It's Not Just Writing: Math Needs a Revolution, Too
Barry Garelick, via a kind email
In The Atlantic's ongoing debate about how to teach writing in schools, Robert Pondiscio wrote an eye-opening piece called "How Self-Expression Damaged My Students." In it, he tells of how he used modern-day techniques for teaching writing--not teaching rules of grammar or correcting errors but treating the students as little writers and having them write. He notes, however that "good writers don't just do stuff. They know stuff. ... And if this is not explicitly taught, it will rarely develop by osmosis among children who do not grow up in language-rich homes."
What Pondiscio describes on the writing front has also been happening with mathematics education in K-6 for the past two decades.

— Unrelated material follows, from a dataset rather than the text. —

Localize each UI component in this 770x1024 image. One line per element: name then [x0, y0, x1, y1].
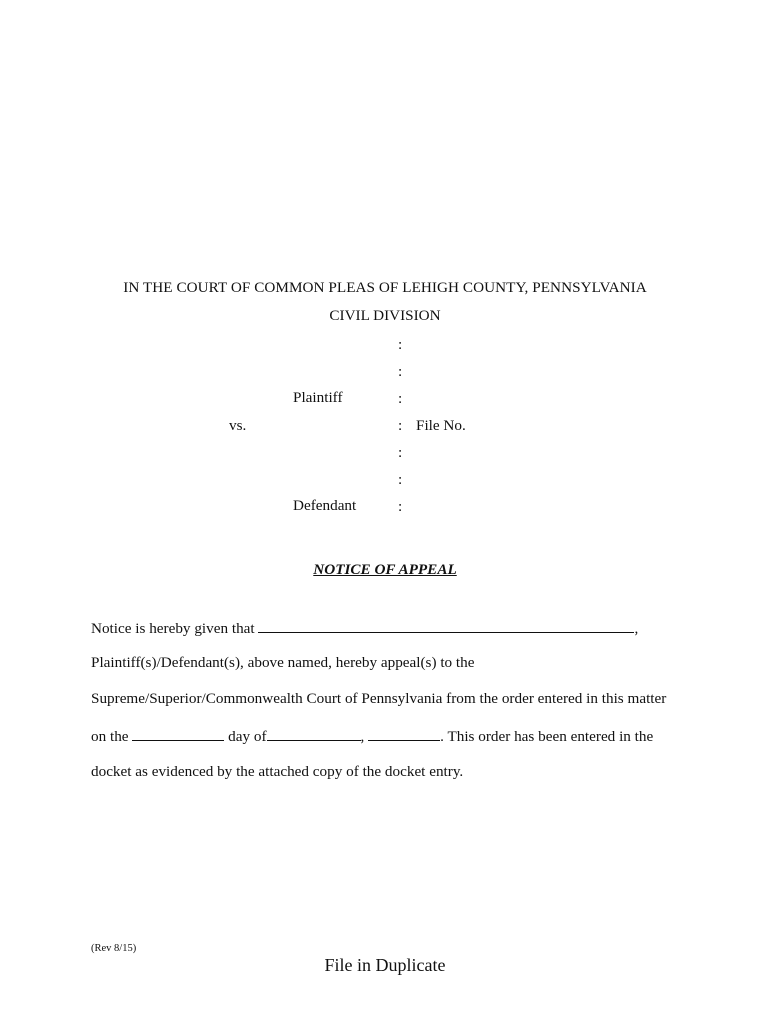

I first became aware of it over 10 years ago when I saw what passed for math instruction in my daughter's second grade class. I was concerned that she was not learning her addition and subtraction facts. Other parents we knew had the same concerns. Teachers told them not to worry because kids eventually "get it."
One teacher tried to explain the new method. "It used to be that if you missed a concept or method in math, then you were lost for the rest of the year. But the way we do it now, kids have a lot of ways to do things, like adding and subtracting, so that math topics from day to day aren't dependent on kids' mastering a previous lesson."
This was my initiation into the world of reform math. It is a world where understanding takes precedence over procedure and process trumps content. In this world, memorization is looked down upon as "rote learning" and thus addition and subtraction facts are not drilled in the classroom--it's something for students to learn at home. Inefficient methods for adding, subtracting, multiplying, and dividing are taught in the belief that such methods expose the conceptual underpinning of what is happening during these operations. The standard (and efficient) methods for these operations are delayed sometimes until 4th and 5th grades, when students are deemed ready to learn procedural fluency.